L’ozone est relativement peu stable et le rayonnement ultraviolet et la lumière visible provoquent sa photolyse qui in fine conduit à la formation des radicaux hydroxyles. Or, les simulations par ordinateur prédisent que la vitesse de formation des radicaux hydroxyles à la surface de l’eau serait environ dix mille fois plus rapide qu’en phase gazeuse ! Les radicaux ainsi formés sont susceptibles de détruire les autres polluants également absorbés sur les gouttelettes, ou éventuellement ils peuvent être désorbés et intégrer la machinerie chimique dans l’air environnant. Trois facteurs semblent s’additionner pour produire cet effet remarquable : une grande affinité de l’ozone pour la surface aqueuse, une nette augmentation de l’absorbance de lumière par l’ozone sous l’effet de l’interaction avec les molécules d’eau, et enfin une plus grande efficacité du processus de photolyse.

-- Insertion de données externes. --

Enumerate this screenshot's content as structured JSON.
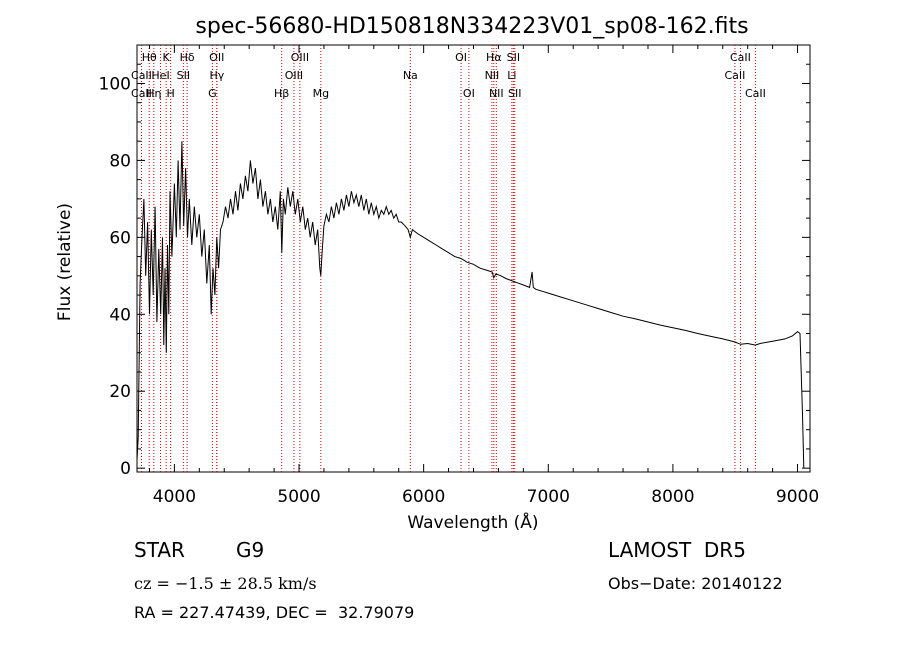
{
  "chart_data": {
    "type": "line",
    "title": "spec-56680-HD150818N334223V01_sp08-162.fits",
    "xlabel": "Wavelength (Å)",
    "ylabel": "Flux (relative)",
    "xlim": [
      3700,
      9100
    ],
    "ylim": [
      -1,
      110
    ],
    "x_ticks": [
      4000,
      5000,
      6000,
      7000,
      8000,
      9000
    ],
    "y_ticks": [
      0,
      20,
      40,
      60,
      80,
      100
    ],
    "grid": false,
    "series": [
      {
        "points": [
          [
            3700,
            2
          ],
          [
            3710,
            8
          ],
          [
            3725,
            48
          ],
          [
            3740,
            60
          ],
          [
            3755,
            70
          ],
          [
            3770,
            50
          ],
          [
            3785,
            64
          ],
          [
            3800,
            40
          ],
          [
            3815,
            62
          ],
          [
            3830,
            45
          ],
          [
            3845,
            68
          ],
          [
            3860,
            38
          ],
          [
            3875,
            57
          ],
          [
            3890,
            40
          ],
          [
            3905,
            60
          ],
          [
            3915,
            32
          ],
          [
            3925,
            52
          ],
          [
            3935,
            30
          ],
          [
            3945,
            58
          ],
          [
            3955,
            40
          ],
          [
            3965,
            72
          ],
          [
            3980,
            55
          ],
          [
            4000,
            74
          ],
          [
            4015,
            60
          ],
          [
            4030,
            80
          ],
          [
            4045,
            62
          ],
          [
            4060,
            85
          ],
          [
            4075,
            63
          ],
          [
            4090,
            78
          ],
          [
            4105,
            60
          ],
          [
            4120,
            70
          ],
          [
            4140,
            58
          ],
          [
            4160,
            68
          ],
          [
            4180,
            60
          ],
          [
            4200,
            66
          ],
          [
            4220,
            55
          ],
          [
            4240,
            62
          ],
          [
            4260,
            48
          ],
          [
            4280,
            58
          ],
          [
            4295,
            40
          ],
          [
            4310,
            52
          ],
          [
            4325,
            45
          ],
          [
            4340,
            60
          ],
          [
            4355,
            52
          ],
          [
            4370,
            62
          ],
          [
            4390,
            64
          ],
          [
            4410,
            68
          ],
          [
            4430,
            65
          ],
          [
            4450,
            70
          ],
          [
            4470,
            66
          ],
          [
            4490,
            72
          ],
          [
            4510,
            67
          ],
          [
            4530,
            74
          ],
          [
            4550,
            70
          ],
          [
            4570,
            76
          ],
          [
            4590,
            72
          ],
          [
            4610,
            80
          ],
          [
            4630,
            74
          ],
          [
            4650,
            78
          ],
          [
            4670,
            70
          ],
          [
            4690,
            75
          ],
          [
            4710,
            68
          ],
          [
            4730,
            72
          ],
          [
            4750,
            66
          ],
          [
            4770,
            70
          ],
          [
            4790,
            64
          ],
          [
            4810,
            68
          ],
          [
            4830,
            62
          ],
          [
            4850,
            72
          ],
          [
            4862,
            56
          ],
          [
            4875,
            70
          ],
          [
            4890,
            66
          ],
          [
            4910,
            73
          ],
          [
            4930,
            68
          ],
          [
            4950,
            72
          ],
          [
            4970,
            66
          ],
          [
            4990,
            70
          ],
          [
            5010,
            64
          ],
          [
            5030,
            68
          ],
          [
            5050,
            62
          ],
          [
            5070,
            65
          ],
          [
            5090,
            60
          ],
          [
            5110,
            64
          ],
          [
            5130,
            58
          ],
          [
            5150,
            62
          ],
          [
            5167,
            52
          ],
          [
            5175,
            50
          ],
          [
            5185,
            56
          ],
          [
            5200,
            63
          ],
          [
            5220,
            66
          ],
          [
            5240,
            64
          ],
          [
            5260,
            68
          ],
          [
            5280,
            65
          ],
          [
            5300,
            69
          ],
          [
            5320,
            66
          ],
          [
            5340,
            70
          ],
          [
            5360,
            67
          ],
          [
            5380,
            71
          ],
          [
            5400,
            68
          ],
          [
            5420,
            72
          ],
          [
            5440,
            69
          ],
          [
            5460,
            71
          ],
          [
            5480,
            68
          ],
          [
            5500,
            71
          ],
          [
            5520,
            67
          ],
          [
            5540,
            70
          ],
          [
            5560,
            66
          ],
          [
            5580,
            69
          ],
          [
            5600,
            66
          ],
          [
            5620,
            68
          ],
          [
            5640,
            65
          ],
          [
            5660,
            67
          ],
          [
            5680,
            66
          ],
          [
            5700,
            68
          ],
          [
            5720,
            66
          ],
          [
            5740,
            67
          ],
          [
            5760,
            65
          ],
          [
            5780,
            66
          ],
          [
            5800,
            64
          ],
          [
            5820,
            64
          ],
          [
            5850,
            63
          ],
          [
            5875,
            62
          ],
          [
            5893,
            60
          ],
          [
            5910,
            62
          ],
          [
            5950,
            61
          ],
          [
            6000,
            60
          ],
          [
            6050,
            59
          ],
          [
            6100,
            58
          ],
          [
            6150,
            57
          ],
          [
            6200,
            56
          ],
          [
            6250,
            55
          ],
          [
            6300,
            54.5
          ],
          [
            6350,
            53.5
          ],
          [
            6400,
            53
          ],
          [
            6450,
            52
          ],
          [
            6500,
            51.5
          ],
          [
            6550,
            51
          ],
          [
            6563,
            49.5
          ],
          [
            6580,
            50.5
          ],
          [
            6620,
            50
          ],
          [
            6660,
            49.3
          ],
          [
            6700,
            48.8
          ],
          [
            6750,
            48.2
          ],
          [
            6800,
            47.6
          ],
          [
            6850,
            47
          ],
          [
            6870,
            51
          ],
          [
            6880,
            47
          ],
          [
            6900,
            46.5
          ],
          [
            6950,
            46
          ],
          [
            7000,
            45.5
          ],
          [
            7100,
            44.5
          ],
          [
            7200,
            43.5
          ],
          [
            7300,
            42.5
          ],
          [
            7400,
            41.5
          ],
          [
            7500,
            40.5
          ],
          [
            7600,
            39.5
          ],
          [
            7700,
            38.8
          ],
          [
            7800,
            38
          ],
          [
            7900,
            37.2
          ],
          [
            8000,
            36.5
          ],
          [
            8100,
            35.8
          ],
          [
            8200,
            35
          ],
          [
            8300,
            34.3
          ],
          [
            8400,
            33.6
          ],
          [
            8498,
            32.8
          ],
          [
            8542,
            32.2
          ],
          [
            8600,
            32.4
          ],
          [
            8662,
            32
          ],
          [
            8700,
            32.4
          ],
          [
            8800,
            33
          ],
          [
            8900,
            33.6
          ],
          [
            8960,
            34.4
          ],
          [
            9000,
            35.5
          ],
          [
            9020,
            35
          ],
          [
            9040,
            14
          ],
          [
            9050,
            0
          ]
        ]
      }
    ],
    "lines": [
      {
        "label": "Hθ",
        "x": 3798,
        "row": 0
      },
      {
        "label": "K",
        "x": 3934,
        "row": 0
      },
      {
        "label": "Hδ",
        "x": 4102,
        "row": 0
      },
      {
        "label": "OII",
        "x": 4340,
        "row": 0
      },
      {
        "label": "OIII",
        "x": 5007,
        "row": 0
      },
      {
        "label": "OI",
        "x": 6300,
        "row": 0
      },
      {
        "label": "Hα",
        "x": 6563,
        "row": 0
      },
      {
        "label": "SII",
        "x": 6720,
        "row": 0
      },
      {
        "label": "CaII",
        "x": 8542,
        "row": 0
      },
      {
        "label": "CaII",
        "x": 8498,
        "row": 1
      },
      {
        "label": "HeI",
        "x": 3889,
        "row": 1
      },
      {
        "label": "H",
        "x": 3970,
        "row": 2
      },
      {
        "label": "SII",
        "x": 4072,
        "row": 1
      },
      {
        "label": "Hγ",
        "x": 4341,
        "row": 1
      },
      {
        "label": "OIII",
        "x": 4959,
        "row": 1
      },
      {
        "label": "NII",
        "x": 6548,
        "row": 1
      },
      {
        "label": "Li",
        "x": 6708,
        "row": 1
      },
      {
        "label": "CaII",
        "x": 3736,
        "row": 1
      },
      {
        "label": "CaII",
        "x": 3736,
        "row": 2
      },
      {
        "label": "Hη",
        "x": 3835,
        "row": 2
      },
      {
        "label": "G",
        "x": 4305,
        "row": 2
      },
      {
        "label": "Hβ",
        "x": 4861,
        "row": 2
      },
      {
        "label": "Mg",
        "x": 5175,
        "row": 2
      },
      {
        "label": "Na",
        "x": 5893,
        "row": 1
      },
      {
        "label": "OI",
        "x": 6363,
        "row": 2
      },
      {
        "label": "NII",
        "x": 6583,
        "row": 2
      },
      {
        "label": "SII",
        "x": 6731,
        "row": 2
      },
      {
        "label": "CaII",
        "x": 8662,
        "row": 2
      }
    ],
    "line_color": "#cc0000"
  },
  "footer": {
    "object_class": "STAR",
    "subclass": "G9",
    "survey": "LAMOST  DR5",
    "redshift": "cz = −1.5 ± 28.5 km/s",
    "obs_date": "Obs−Date: 20140122",
    "coords": "RA = 227.47439, DEC =  32.79079"
  }
}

Le fait que les nuages et les aérosols de diverses origines puissent avoir une influence directe sur la composition chimique de l’atmosphère est une hypothèse de plus en plus souvent évoquée, avec à l’appui un certain nombre de mesures de terrain et de données théoriques. Il s’agit d’un sujet capital, car les prévisions des modèles atmosphériques actuels sont principalement basées sur une chimie en phase gazeuse. Malheureusement, les études expérimentales dans ce domaine sont délicates et l’état de connaissances encore très insuffisant. La simulation par ordinateur apparaît donc comme un outil indispensable pour progresser dans notre connaissance de l’atmosphère.
Manuel Ruiz-Lopez, Directeur de recherche en Chimie Théorique, Centre National de la Recherche Scientifique (CNRS), Université de Lorraine and Marilia Martins-Costa, Ingénieur de recherche au CNRS, Université de Lorraine
This article was originally published on The Conversation. Read the original article.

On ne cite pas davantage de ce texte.